After the conveyor is commissioned, CDI carried out data acquisition on the Itaqui PC1 conveyor to measure the torque on drive shafts, takeup tension and displacement, and belt speed. The measured torque values on drive shafts eliminate the uncertainties of drive efficiency. The results are summarized in Table 2. The measured value is very close to the initially predicted value for SLRR pipe belt. The predicted torque values for using LRR and conventional bottom cover on the same belt are also shown in the table. Due to the system characteristics, a conventional belt would not have worked for this conveyor.
Side by Side Comparison
The Kailin conveyor system has two identical, parallel pipe conveyors, with 6.2 km centre length and 103 m lift, commissioned in 2012 (Fig. 6). It is located in Guizhou province, China. The conveyors move through hilly regions, with multitude of horizontal and vertical curves. CDI audited the conveyor system design, and worked with Veyance Technologies, Inc. in designing a 375 mm diameter, ST2500 Goodyear Confine pipe belt with LRR bottom cover. The LRR Goodyear belt was installed on one conveyor. The other conveyor used a pipe belt from a different belt supplier, with the same pipe diameter and belt rating, but with conventional belt bottom cover. This parallel conveyor system provides the opportunity of side by side comparison between LRR and conventional pipe belt.
The torque values from the drive control PLC are shown in Fig. 7, for both the LRR pipe belt (blue) and the conventional pipe belt (red), for both empty and loaded condition. Fig. 7 is comparable to Fig. 2, only the vertical axis is torque ratio instead of horsepower. The reason is the Kailin conveyor uses variable speed drives. The belt speed changes with tonnage, so torque is a better measurement than power. Based on the torque data, the author estimated the other conventional belt’s stiffness and calculated the predicted curve of torque vs. tonnage.
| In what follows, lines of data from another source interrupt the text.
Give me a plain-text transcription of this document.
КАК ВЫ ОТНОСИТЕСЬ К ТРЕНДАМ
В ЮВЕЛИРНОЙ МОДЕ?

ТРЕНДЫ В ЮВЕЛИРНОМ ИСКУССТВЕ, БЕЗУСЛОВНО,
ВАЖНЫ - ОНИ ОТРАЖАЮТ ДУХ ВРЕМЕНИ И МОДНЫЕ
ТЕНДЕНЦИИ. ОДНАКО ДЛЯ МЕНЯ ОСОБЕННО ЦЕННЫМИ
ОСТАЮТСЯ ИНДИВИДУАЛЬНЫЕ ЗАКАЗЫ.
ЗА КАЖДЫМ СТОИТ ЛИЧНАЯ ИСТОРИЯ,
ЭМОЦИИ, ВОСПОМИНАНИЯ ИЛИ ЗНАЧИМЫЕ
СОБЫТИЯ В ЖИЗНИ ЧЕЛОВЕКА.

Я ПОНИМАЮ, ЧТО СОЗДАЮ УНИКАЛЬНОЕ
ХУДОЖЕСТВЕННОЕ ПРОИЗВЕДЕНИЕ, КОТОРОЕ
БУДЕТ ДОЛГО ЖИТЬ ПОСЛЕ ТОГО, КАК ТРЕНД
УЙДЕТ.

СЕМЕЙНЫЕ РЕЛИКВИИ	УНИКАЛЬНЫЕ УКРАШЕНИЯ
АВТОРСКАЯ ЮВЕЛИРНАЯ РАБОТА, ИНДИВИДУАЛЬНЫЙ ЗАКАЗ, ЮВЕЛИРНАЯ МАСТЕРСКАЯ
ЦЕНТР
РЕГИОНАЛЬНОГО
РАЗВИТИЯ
Between the two belts, there is approx. 35 % difference in torque demand for full load condition, and approx. 30 % difference for empty condition. As is described, the pipe conveyor power consumption is very much affected by the belt stiffness. Similarly, the effect of using LRR bottom cover is also affected by the belt stiffness. The percentage in power and tension improvement from LRR bottom cover will vary, depending on the belt stiffness and belt construction. Nevertheless, the reduction in demand torque is very substantial. The Kailin conveyors were originally equipped with 4 × 800 kW drives. Because of the low power demand from the LRR pipe belt, the client was able to take one 800 kW drive off and store it as a spare.